Pour le lecteur, la conséquence est simple : le même bandeau « propulsé par l’IA » recouvre aujourd’hui des objets très différents, du moteur de réponses au confident numérique. C’est précisément ce que l’institution demande de corriger.
Ce que réclame le Conseil de l’Europe pour les jeunes
Ses travaux consacrés aux jeunes utilisateurs formulent trois exigences claires : une signalétique plus lisible, des mécanismes de responsabilité, et une protection adaptée à l’âge et à la vulnérabilité. Traduit en langage courant : savoir à qui — ou à quoi — l’on parle, savoir qui répond en cas de dérive, et ne pas exposer un adolescent au même service qu’un adulte averti.
Qu’on nous permette de nous étonner qu’il ait fallu attendre 2026 pour énoncer des principes que le bon sens suggérait dès l’apparition de ces outils. Mais l’énoncé public d’une règle, même tardif, vaut mieux que sa rumeur.

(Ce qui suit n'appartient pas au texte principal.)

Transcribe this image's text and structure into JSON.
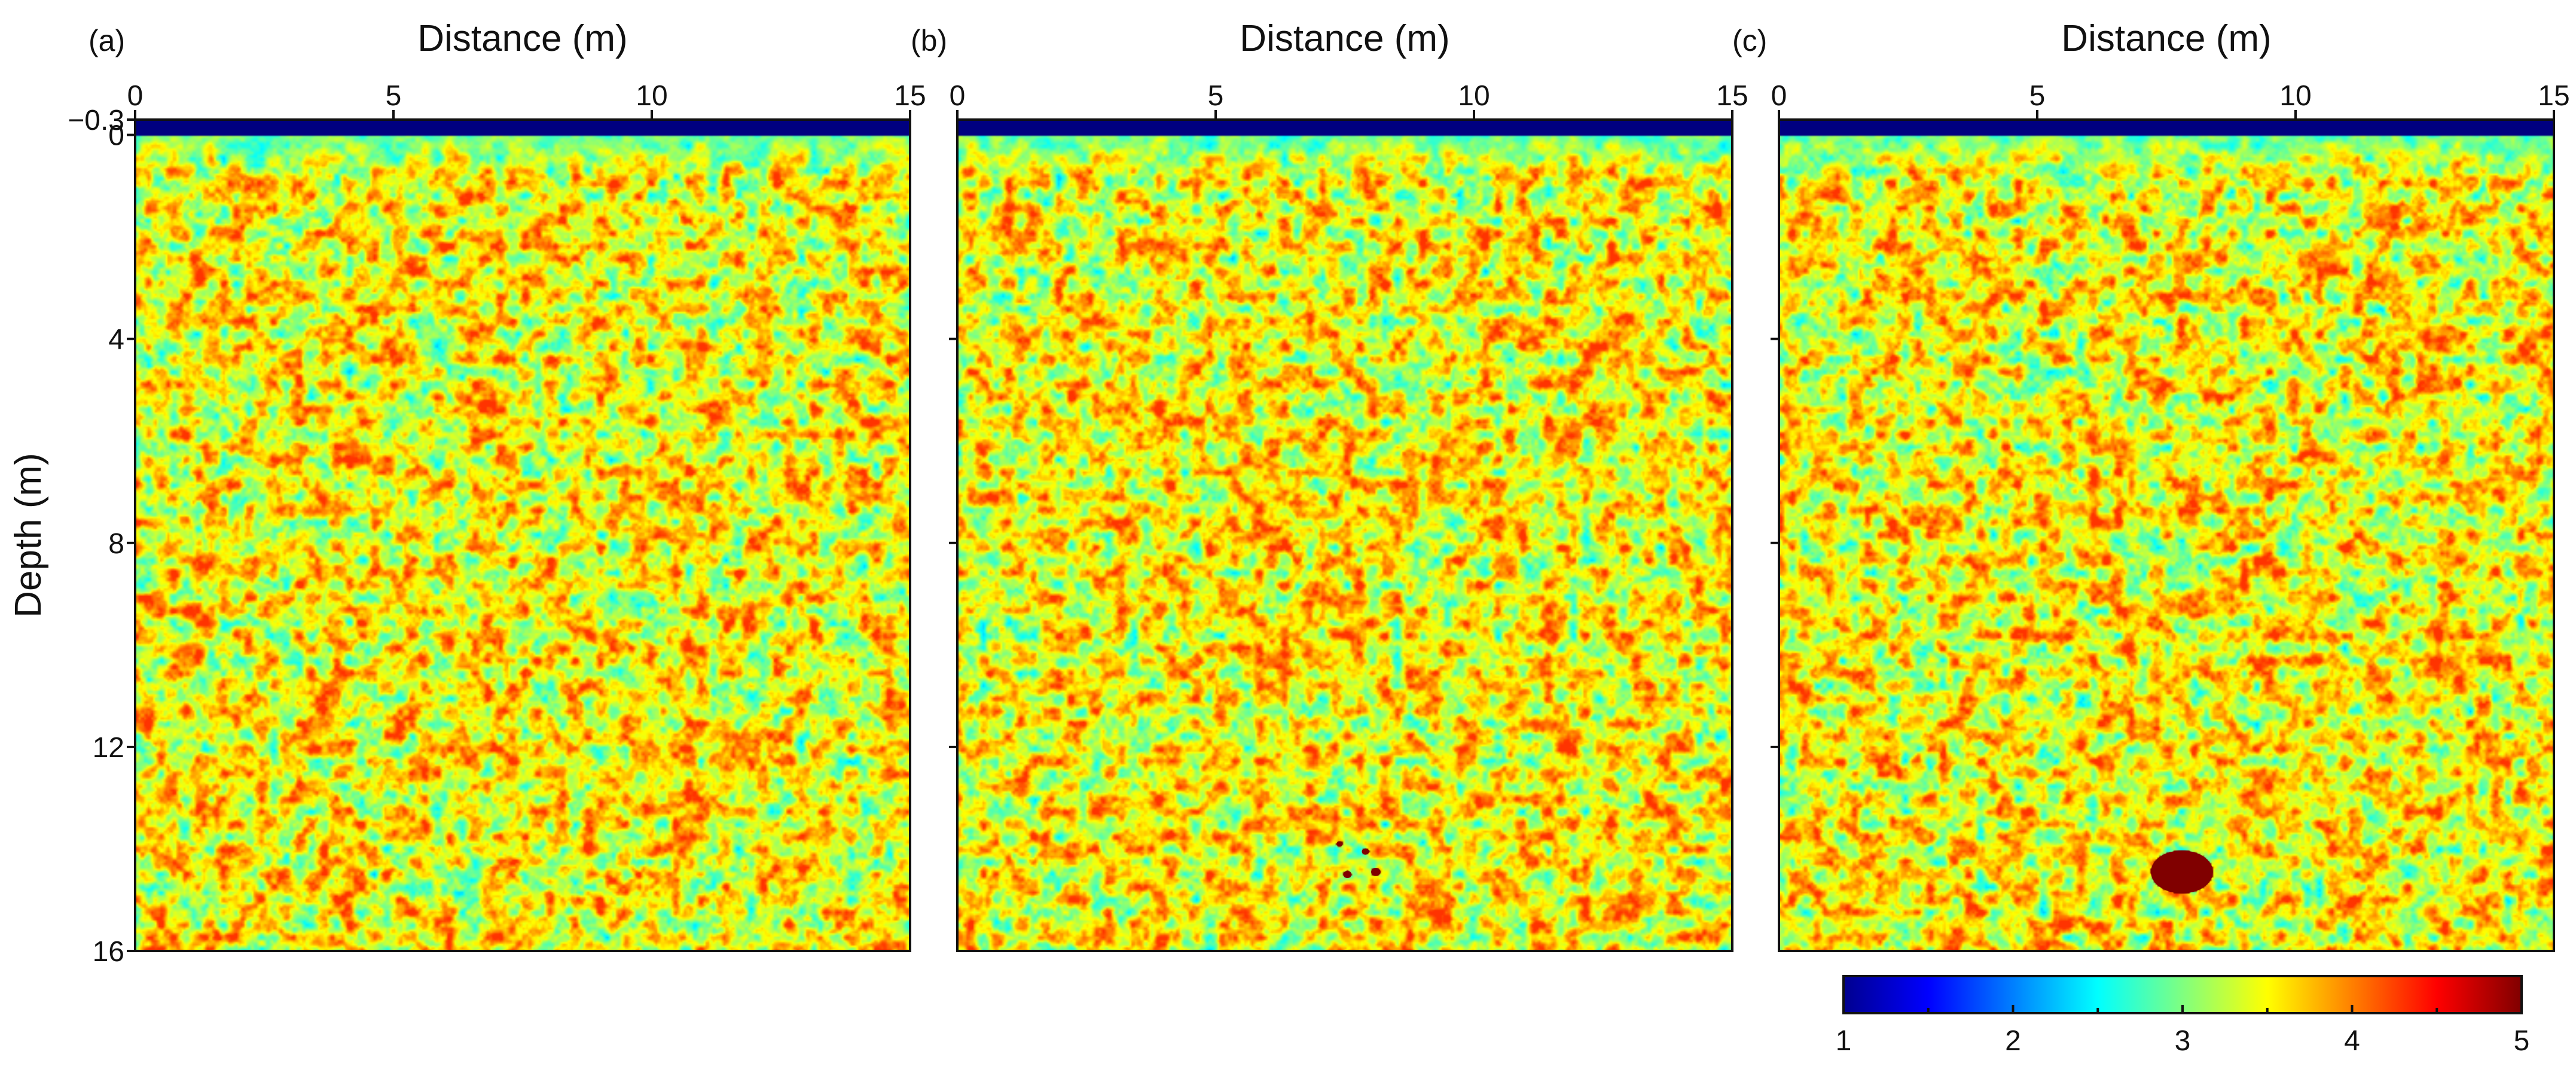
{
  "chart_data": [
    {
      "type": "heatmap",
      "panel_label": "(a)",
      "xlabel": "Distance (m)",
      "ylabel": "Depth (m)",
      "xlim": [
        0,
        15
      ],
      "ylim": [
        -0.3,
        16
      ],
      "xticks": [
        0,
        5,
        10,
        15
      ],
      "yticks": [
        -0.3,
        0,
        4,
        8,
        12,
        16
      ],
      "xtick_labels": [
        "0",
        "5",
        "10",
        "15"
      ],
      "ytick_labels": [
        "−0.3",
        "0",
        "4",
        "8",
        "12",
        "16"
      ],
      "field_mean": 3.5,
      "field_range": [
        2.5,
        4.3
      ],
      "near_surface_layer": {
        "depth_range": [
          -0.3,
          0
        ],
        "value": 1.0
      },
      "transition_depth": [
        0,
        0.8
      ],
      "inclusions": []
    },
    {
      "type": "heatmap",
      "panel_label": "(b)",
      "xlabel": "Distance (m)",
      "xlim": [
        0,
        15
      ],
      "ylim": [
        -0.3,
        16
      ],
      "xticks": [
        0,
        5,
        10,
        15
      ],
      "xtick_labels": [
        "0",
        "5",
        "10",
        "15"
      ],
      "field_mean": 3.5,
      "field_range": [
        2.5,
        4.3
      ],
      "near_surface_layer": {
        "depth_range": [
          -0.3,
          0
        ],
        "value": 1.0
      },
      "transition_depth": [
        0,
        0.8
      ],
      "inclusions": [
        {
          "x": 7.4,
          "y": 13.9,
          "rx": 0.06,
          "ry": 0.05,
          "value": 5.0
        },
        {
          "x": 7.9,
          "y": 14.05,
          "rx": 0.07,
          "ry": 0.06,
          "value": 5.0
        },
        {
          "x": 7.55,
          "y": 14.5,
          "rx": 0.08,
          "ry": 0.07,
          "value": 5.0
        },
        {
          "x": 8.1,
          "y": 14.45,
          "rx": 0.09,
          "ry": 0.08,
          "value": 5.0
        }
      ]
    },
    {
      "type": "heatmap",
      "panel_label": "(c)",
      "xlabel": "Distance (m)",
      "xlim": [
        0,
        15
      ],
      "ylim": [
        -0.3,
        16
      ],
      "xticks": [
        0,
        5,
        10,
        15
      ],
      "xtick_labels": [
        "0",
        "5",
        "10",
        "15"
      ],
      "field_mean": 3.5,
      "field_range": [
        2.5,
        4.3
      ],
      "near_surface_layer": {
        "depth_range": [
          -0.3,
          0
        ],
        "value": 1.0
      },
      "transition_depth": [
        0,
        0.8
      ],
      "inclusions": [
        {
          "x": 7.8,
          "y": 14.45,
          "rx": 0.6,
          "ry": 0.42,
          "value": 5.0
        }
      ]
    }
  ],
  "colorbar": {
    "colormap": "jet",
    "range": [
      1,
      5
    ],
    "ticks": [
      1,
      2,
      3,
      4,
      5
    ],
    "tick_labels": [
      "1",
      "2",
      "3",
      "4",
      "5"
    ]
  }
}
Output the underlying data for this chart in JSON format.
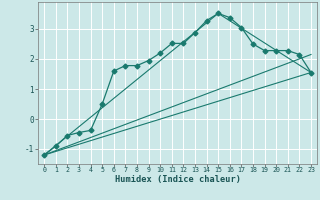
{
  "xlabel": "Humidex (Indice chaleur)",
  "bg_color": "#cce8e8",
  "grid_color": "#ffffff",
  "line_color": "#1a7a6e",
  "xlim": [
    -0.5,
    23.5
  ],
  "ylim": [
    -1.5,
    3.9
  ],
  "yticks": [
    -1,
    0,
    1,
    2,
    3
  ],
  "xticks": [
    0,
    1,
    2,
    3,
    4,
    5,
    6,
    7,
    8,
    9,
    10,
    11,
    12,
    13,
    14,
    15,
    16,
    17,
    18,
    19,
    20,
    21,
    22,
    23
  ],
  "line1_x": [
    0,
    1,
    2,
    3,
    4,
    5,
    6,
    7,
    8,
    9,
    10,
    11,
    12,
    13,
    14,
    15,
    16,
    17,
    18,
    19,
    20,
    21,
    22,
    23
  ],
  "line1_y": [
    -1.2,
    -0.9,
    -0.55,
    -0.45,
    -0.38,
    0.5,
    1.6,
    1.78,
    1.78,
    1.95,
    2.2,
    2.52,
    2.52,
    2.88,
    3.28,
    3.52,
    3.38,
    3.05,
    2.5,
    2.28,
    2.28,
    2.28,
    2.15,
    1.55
  ],
  "line2_x": [
    0,
    23
  ],
  "line2_y": [
    -1.2,
    1.55
  ],
  "line3_x": [
    0,
    15,
    23
  ],
  "line3_y": [
    -1.2,
    3.52,
    1.55
  ],
  "line4_x": [
    0,
    23
  ],
  "line4_y": [
    -1.2,
    2.15
  ],
  "marker": "D",
  "marker_size": 2.5
}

Le point de bascule : la personnalisation comme vecteur
C’est ici que l’angle « propagande personnalisée » prend son sens. Les règles européennes de transparence, rappelle le Conseil de l’Europe, visent la tromperie, l’usurpation et la désinformation. Trois mots, trois portes d’entrée : un contenu qui trompe sur sa nature, une identité qui se fait passer pour une autre, un récit qui déforme les faits. Appliquez cela à un outil qui connaît vos centres d’intérêt, votre vocabulaire et vos heures d’insomnie, et vous comprenez pourquoi la question n’est plus seulement celle du faux, mais celle du faux ajusté.
La manipulation de masse d’hier supposait un message unique diffusé à tous ; la manipulation d’aujourd’hui peut, techniquement, servir à chacun une version acceptable pour lui. Ce n’est pas une prédiction : c’est la raison pour laquelle la transparence est inscrite dans le droit européen.
Signaux à repérer, réglages à connaître
Sans poser aucun diagnostic — ni médical, ni psychologique —, quelques signaux méritent l’attention de l’utilisateur adulte comme du parent :
- l’absence d’indication claire sur la nature du service (généraliste, compagnon, spécialisé) ;
- l’absence de voie de recours identifiable en cas de contenu problématique ;
- un service qui s’adresse à un mineur sans réglage d’âge ni protection dédiée ;
- un ton ou un contenu qui semble étrangement ajusté à vos convictions préalables.
Ce que cela change concrètement ? Vérifier la signalétique avant l’usage prolongé, préférer les services qui affichent leurs mécanismes de responsabilité, et rappeler aux plus jeunes qu’un compagnon IA n’est ni un ami, ni un soignant.
Ce qui reste à documenter
Le Conseil de l’Europe trace un cadre ; il ne dit pas encore comment sera contrôlée, service par service, l’application effective de ces principes. C’est le point à surveiller dans les mois qui viennent : la signalétique promise sera-t-elle lisible par un adolescent pressé, ou rédigée pour les juristes qui l’auront écrite ? La réponse dira si la règle protège, ou si elle décore.